Гаврила, блаженно улыбаясь, побрел к выходу. Проходя мимо Федоры, хихикнул и ущипнул бабу за крутую ягодицу. Та на какой-то миг опешила, пирог застрял в горле. Пришла в себя и яро, сверкая глазами, напустилась на Гаврилу:
— Изыди, паскудник! Гореть тебе в преисподней. Изыди!
Гаврила, посмеиваясь, скрылся за дверью. А Федора долго не могла успокоиться, сыпала на мужика проклятия, да и бабы всполошились, обратив свой гнев на хозяина.
— Греховодника держишь! Богохульство в доме!
— Осквернил трапезу!..
Федора поднялась, а за ней и другие бабы.
— Прощай, хозяин. Нет в твоем доме благочестия.
Повалили к выходу. Евстигней всполошился, растопырил руки, не пропуская пророчиц к дверям.
— Простите служку моего прокудного. Вахлак он и недоумок, батожьем высеку. Погости, Федора, в горницу тебя положу, отдохни, пророчица.
Федора была непреклонна.
— Не суетись, хозяин. Уйдем мы. Скверна в твоем доме.
— Денег отвалю. Останься!
— Прочь, богохульник!
Федора гордо вздернула плечом и вышла из избы. Евстигней проводил ее удрученным взором, глянул на стол в схватился за голову. Напоил, накормил и без единой денежки! Не дурень ли? На бабьи телеса позарился, а Федора только хвостом крутнула.

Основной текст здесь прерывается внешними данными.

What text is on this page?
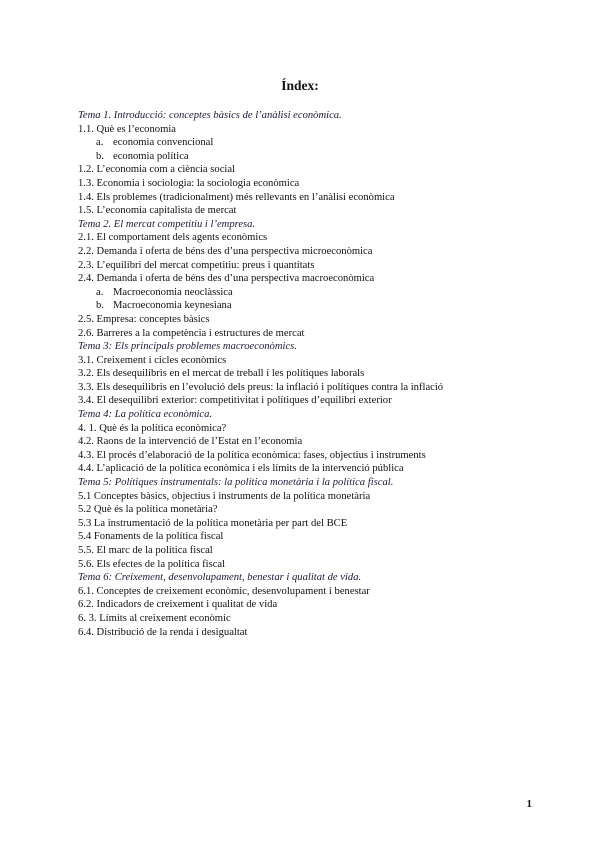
Índex:
Tema 1. Introducció: conceptes bàsics de l’anàlisi econòmica.
1.1. Què es l’economia
a. economia convencional
b. economia política
1.2. L’economia com a ciència social
1.3. Economia i sociologia: la sociologia econòmica
1.4. Els problemes (tradicionalment) més rellevants en l’anàlisi econòmica
1.5. L’economia capitalista de mercat
Tema 2. El mercat competitiu i l’empresa.
2.1. El comportament dels agents econòmics
2.2. Demanda i oferta de béns des d’una perspectiva microeconòmica
2.3. L’equilibri del mercat competitiu: preus i quantitats
2.4. Demanda i oferta de béns des d’una perspectiva macroeconòmica
a. Macroeconomia neoclàssica
b. Macroeconomia keynesiana
2.5. Empresa: conceptes bàsics
2.6. Barreres a la competència i estructures de mercat
Tema 3: Els principals problemes macroeconòmics.
3.1. Creixement i cicles econòmics
3.2. Els desequilibris en el mercat de treball i les polítiques laborals
3.3. Els desequilibris en l’evolució dels preus: la inflació i polítiques contra la inflació
3.4. El desequilibri exterior: competitivitat i polítiques d’equilibri exterior
Tema 4: La política econòmica.
4. 1. Què és la política econòmica?
4.2. Raons de la intervenció de l’Estat en l’economia
4.3. El procés d’elaboració de la política econòmica: fases, objectius i instruments
4.4. L’aplicació de la política econòmica i els límits de la intervenció pública
Tema 5: Polítiques instrumentals: la política monetària i la política fiscal.
5.1 Conceptes bàsics, objectius i instruments de la política monetària
5.2 Què és la política monetària?
5.3 La instrumentació de la política monetària per part del BCE
5.4 Fonaments de la política fiscal
5.5. El marc de la política fiscal
5.6. Els efectes de la política fiscal
Tema 6: Creixement, desenvolupament, benestar i qualitat de vida.
6.1. Conceptes de creixement econòmic, desenvolupament i benestar
6.2. Indicadors de creixement i qualitat de vida
6. 3. Límits al creixement econòmic
6.4. Distribució de la renda i desigualtat
1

Заходил вокруг стола, заохал. Такого убытка давно не ведал. Надо же так оплошать, кажись, сроду полушки не пропадало, а тут, почитай, на полтину нажрали. Экая напасть!
На дворе горланил песню Гаврила. Евстигней взбеленился, выскочил на крыльцо. Гаврила развалился на телеге. Задрав бороду и покачивая ногой в лапте, выводил:
— Гаврила!
Стеганул мужика плетью. Тот подскочил на телеге, выпрямился. Глаза мутные, осоловелые.
— Ты че, Саввич?
— Убить тебя мало! Дурья башка. Пошто Федору тискал?
— А че не тискать, — осклабился Гаврила. — Ить баба. Че ей будет-то? Баба — не квашня, встала да пошла, хе…
Евстигней затряс кулаком перед самым носом Гаврилы.
— Фефела немытая, юрод шелудивый! Все дело спортил, остолоп!
Ткнул Гаврилу в медный лоб, сплюнул и пошел к избе. На крыльце обернулся.